Les utilisations peuvent donc être diverses, mais il importe de garder en tête la notion d’utilité pour le client.

La réussite de votre utilisation des médias sociaux, c’est-à-dire la création d’une communauté active autour de votre établissement, demandera du temps et un fort engagement de votre part. De plus, les résultats ne se feront pas nécessairement sentir du jour au lendemain. Mais, pour un coût raisonnable, les retombées d’une bonne présence sur les réseaux sociaux peuvent être étonnantes!

Sources:

– Allison, Chris. «3 Social Media Lessons From the Restaurant World», Mashable, 16 novembre 2009.
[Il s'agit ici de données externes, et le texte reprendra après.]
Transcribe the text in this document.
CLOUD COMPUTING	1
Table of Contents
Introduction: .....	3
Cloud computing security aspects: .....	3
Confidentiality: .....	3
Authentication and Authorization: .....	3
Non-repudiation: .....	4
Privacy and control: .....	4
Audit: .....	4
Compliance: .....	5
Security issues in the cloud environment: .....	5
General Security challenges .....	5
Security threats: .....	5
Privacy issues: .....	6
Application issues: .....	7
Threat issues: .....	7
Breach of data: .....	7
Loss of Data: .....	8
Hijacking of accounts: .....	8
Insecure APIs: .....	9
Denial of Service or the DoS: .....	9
– Luna, Nancy, et Miki Fujiwara. «Local eateries Tweet like crazy, but does it work?», The Orange County Register, 11 novembre 2009.

– Mackenzie, Josiah. «How to get Twitter followers for your hotel (without hurting profits or your brand», Hotel Marketing Stratégies, 18 novembre 2009.

– O’Rourke Hospitality Marketing. « How can Social Search Impact my Hotel?», Hotel News Resource, 12 novembre 2009.- Pattisson, Kermit. «How to Market Your Business With Facebook», The New York Times, 12 novembre 2009.

– Perlik, Allison. «Social-Media Marketing for Restaurants: 10 Tips», Restaurants and Institutions, 5 juin 2009.

– Perlik, Allison. «9 More Ways Restaurants Can Use social Media», Restaurants and Institutions, 26 octobre 2009.